April 6, 2016
I’ve been reading a lot of books, reading about books, and reading about the people who write books. But the people who are most on my mind are the people who read books and discuss books.
CapRadioReads has been around for more than three years. We have enjoyed countless, wonderful interviews with authors who visit to talk with Donna Apidone. Those evenings are interesting and fun, but they are just one component of our group.
Back to basics: We are a book club. We thrive on getting together to talk to each other about books. What makes our gatherings special? Curiosity. People who come to CapRadioReads are curious about authors and why they write. We want to know how authors develop a plot, how they research their topics and what they think of the results of their efforts. More than that, we are genuinely curious to hear the opinions of others in the group. Some of the faces change from month to month and, in general, it is a warm and welcoming bunch of avid readers.
If you’ve been thinking about visiting CapRadioReads, this is the perfect time. We still have space at the table for our two meetings – 2 p.m. and 6 p.m. on Tuesday, April 12th. We will discuss Sara Gruen’s latest book At The Water’s Edge.
I'm curious about what you think, so join us.
March 30, 2016
Sara Gruen, the author of our April selection, At The Water's Edge, is an animal lover. In fact, she says her goat is the world's fussiest pet (anyone who loves goats is alright in my book). She is also a bit of a Loch Ness Monster expert. She has done lots of research into the history and validity of sightings. Apparently, alleged visions increased with the construction of a fairly major road near the Loch. Gruen tells a story of a woman in the 1940's, in the same era as this book, who claimed to see the monster crossing the road with a sheep in its mouth. Really?
Do you believe it's real? Join in our conversation about the book and Nessie. We have two meetings scheduled for Tuesday, the 12th.
March 23, 2016
Imagine a stay in a quaint Scottish pub, with home cooking and a caring host, and a heathery, foggy landscape. It may seem a dream of a vacation, but for Maggie, her husband and his friend, Hank, it's not all it's cracked up to be.
At The Water's Edge is our pick for CapRadio Reads in April, and the book’s idyllic setting turns very troubling and dark. It is, however, a place for Maddie's metamorphosis. Her transformation is one of the redeeming aspects of this tale, and what happens around Maddie has as much influence on her as what happens to her.
I hope you enjoyed this selection. I chose it because sometimes an imperfect book is more interesting than a perfect one. This book’s imperfection is likely to inspire quite a discussion at our meetings on April 12th. Sign up for a place at the table at 2 p.m. or at 6 p.m.
March 16, 2016
Although Sara Gruen's book, At The Water's Edge, has real-life escapades on the sea during World War II, the story itself could have been something a young Dominick Dunne would have written for Vanity Fair.
We start out in Philadelphia with a group of family and friends who are too privileged, too rich and, possibly, not too bright. Despicable is a word that comes to mind to describe them, but even despicable people have hard luck. It is just this luck that sets Maddie and her husband, Ellis, on a path toward Scotland and Loch Ness.
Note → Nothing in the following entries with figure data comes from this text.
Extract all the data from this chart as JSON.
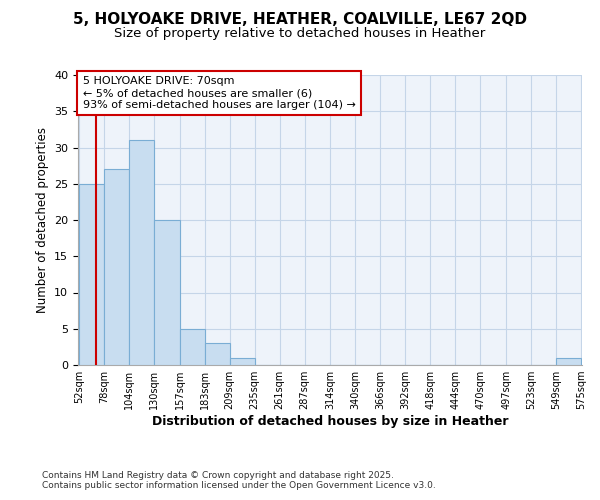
{
  "title1": "5, HOLYOAKE DRIVE, HEATHER, COALVILLE, LE67 2QD",
  "title2": "Size of property relative to detached houses in Heather",
  "xlabel": "Distribution of detached houses by size in Heather",
  "ylabel": "Number of detached properties",
  "bar_edges": [
    52,
    78,
    104,
    130,
    157,
    183,
    209,
    235,
    261,
    287,
    314,
    340,
    366,
    392,
    418,
    444,
    470,
    497,
    523,
    549,
    575
  ],
  "bar_heights": [
    25,
    27,
    31,
    20,
    5,
    3,
    1,
    0,
    0,
    0,
    0,
    0,
    0,
    0,
    0,
    0,
    0,
    0,
    0,
    1,
    0
  ],
  "bar_color": "#c8ddf0",
  "bar_edge_color": "#7aadd4",
  "property_size": 70,
  "red_line_color": "#cc0000",
  "annotation_line1": "5 HOLYOAKE DRIVE: 70sqm",
  "annotation_line2": "← 5% of detached houses are smaller (6)",
  "annotation_line3": "93% of semi-detached houses are larger (104) →",
  "annotation_box_edgecolor": "#cc0000",
  "ylim": [
    0,
    40
  ],
  "yticks": [
    0,
    5,
    10,
    15,
    20,
    25,
    30,
    35,
    40
  ],
  "footer1": "Contains HM Land Registry data © Crown copyright and database right 2025.",
  "footer2": "Contains public sector information licensed under the Open Government Licence v3.0.",
  "bg_color": "#eef3fa",
  "grid_color": "#c5d5e8",
  "title_fontsize": 11,
  "subtitle_fontsize": 9.5
}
It's a good story, but are these people too unlikeable? Can we be sympathetic to their traumas? Should we be? As our group meets to discuss this novel, I wonder whether we will be able to separate our feelings for the characters from our feelings for the book itself.
Come join the conversation. We need a good debate here. Come to either session on Tuesday, April 12th, and tell us what you think. Let's show everyone we can have civil discourse about our books. See you there.
March 8, 2016
Sara Gruen, author of Like Water for Elephants, has chosen a remarkable creature to feature in her new novel, At the Water's Edge, our selection for our April face-to-face meetings.
Nessie, the nickname for the elusive Loch Ness Monster, makes a cameo appearance in this tale that starts out as a lark on the part of some entitled friends, and turns into a quest that becomes quite frightening. The story, which takes place during World War II, is a drama - a love story and a lesson in history - woven into the tartan of the Scottish highlands.
We will meet Maddie, whose tragic history propelled her to join friends on a journey from Philadelphia and across the Atlantic Ocean in the midst of submarine warfare, to seek the monster, perhaps a metaphor for Hitler. She and her friends deal with all sorts of montsers in this elegantly written book.
Join us on Tuesday, April 12 at one of our two face-to-face meetings. You will enjoy the conversation as much as the book, I'm sure.